File:Baroness Mary Vetsera.jpg

Baroness Mary Vetsera
 Image: Wikipedia

File:Larisch-&-Vetsera.jpg

The last photograph taken of Baroness Mary Vetsera (at right), wearing the dress in which she was buried. On the left is Countess Marie Larisch, cousin of Crown Prince Rudolf who arranged assignations between him and Vetsera. Her memoirs My Life are usually regarded as a very unreliable account of her part in the story. They are, incidentally, a source for T.S.Eliot's The Wasteland

Image: Wikipedia

The events and theories which seek to explain what happened are set out in this online article which can be read on the Mayerling Incident.

From what I have read over the years of the story I am inclined to believe the simplest, that Rudolf, for whatever reason, killed Mary Vetsera and then, some hours later, shot himself, rather than elaborate theories of a French plot - as apparently was the opinion of the Empress Zita - or that he was assassinated by Austrian special forces as an embarrassment and threat - as in Judith Listowel's biography of the Archduke. Other theories and possibilities are discussed in the last link cited above.

The events of that night still have the power to shock, and it is not surprising they have spawned and inspired so many explanations and also so many films, dramas, a ballet and books.

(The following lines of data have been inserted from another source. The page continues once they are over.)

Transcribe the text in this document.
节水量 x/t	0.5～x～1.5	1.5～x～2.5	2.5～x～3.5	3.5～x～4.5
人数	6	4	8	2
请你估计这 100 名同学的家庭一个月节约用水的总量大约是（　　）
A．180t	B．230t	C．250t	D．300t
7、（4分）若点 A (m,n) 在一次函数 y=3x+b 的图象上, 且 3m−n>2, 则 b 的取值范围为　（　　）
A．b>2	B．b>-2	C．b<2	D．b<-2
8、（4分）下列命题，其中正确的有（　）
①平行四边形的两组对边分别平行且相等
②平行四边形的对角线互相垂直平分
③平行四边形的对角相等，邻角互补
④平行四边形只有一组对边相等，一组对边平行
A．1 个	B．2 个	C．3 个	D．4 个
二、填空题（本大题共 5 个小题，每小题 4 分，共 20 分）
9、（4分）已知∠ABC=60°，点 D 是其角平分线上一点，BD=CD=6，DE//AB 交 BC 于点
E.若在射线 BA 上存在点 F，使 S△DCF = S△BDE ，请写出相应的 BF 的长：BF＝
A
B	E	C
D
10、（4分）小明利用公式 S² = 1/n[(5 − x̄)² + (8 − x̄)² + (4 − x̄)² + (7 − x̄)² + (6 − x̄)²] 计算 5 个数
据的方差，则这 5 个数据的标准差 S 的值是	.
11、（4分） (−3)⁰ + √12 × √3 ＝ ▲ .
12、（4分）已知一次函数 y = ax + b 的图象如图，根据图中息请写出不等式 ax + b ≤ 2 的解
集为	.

Crown Prince Rudolf placed in a bed for private viewing by his family at the Hofburg Palace in Vienna. His head had to be bandaged in order to cover gunshot wounds. When he later lay-in-state, his skull was reconstructed using wax so that his appearance appeared normal.

Image: Wikipedia

There is an account of Mayerling as it is today here. The hunting lodge was turned by his parents into an enclosed Discalced Carmelite convent of nuns to pray in perpetuity for the soul of the Crown Prince, and it remains that to this day, and that seems as appropriate way as any of marking the anniversary.


mayerling schloss castle jagdschloss alland

The memorial church constructed by the Emperor and Empress at the convent at Mayerling

Image:hotel.travel2austria.com

** I have seen one curious, indeed bizarre, modern memorial the events of 1889. It is a modern house in the village of Wressell in the East Riding near the remains of the medieval castle and which bears in large letters the name "Mayerling". What a name to choose for your home.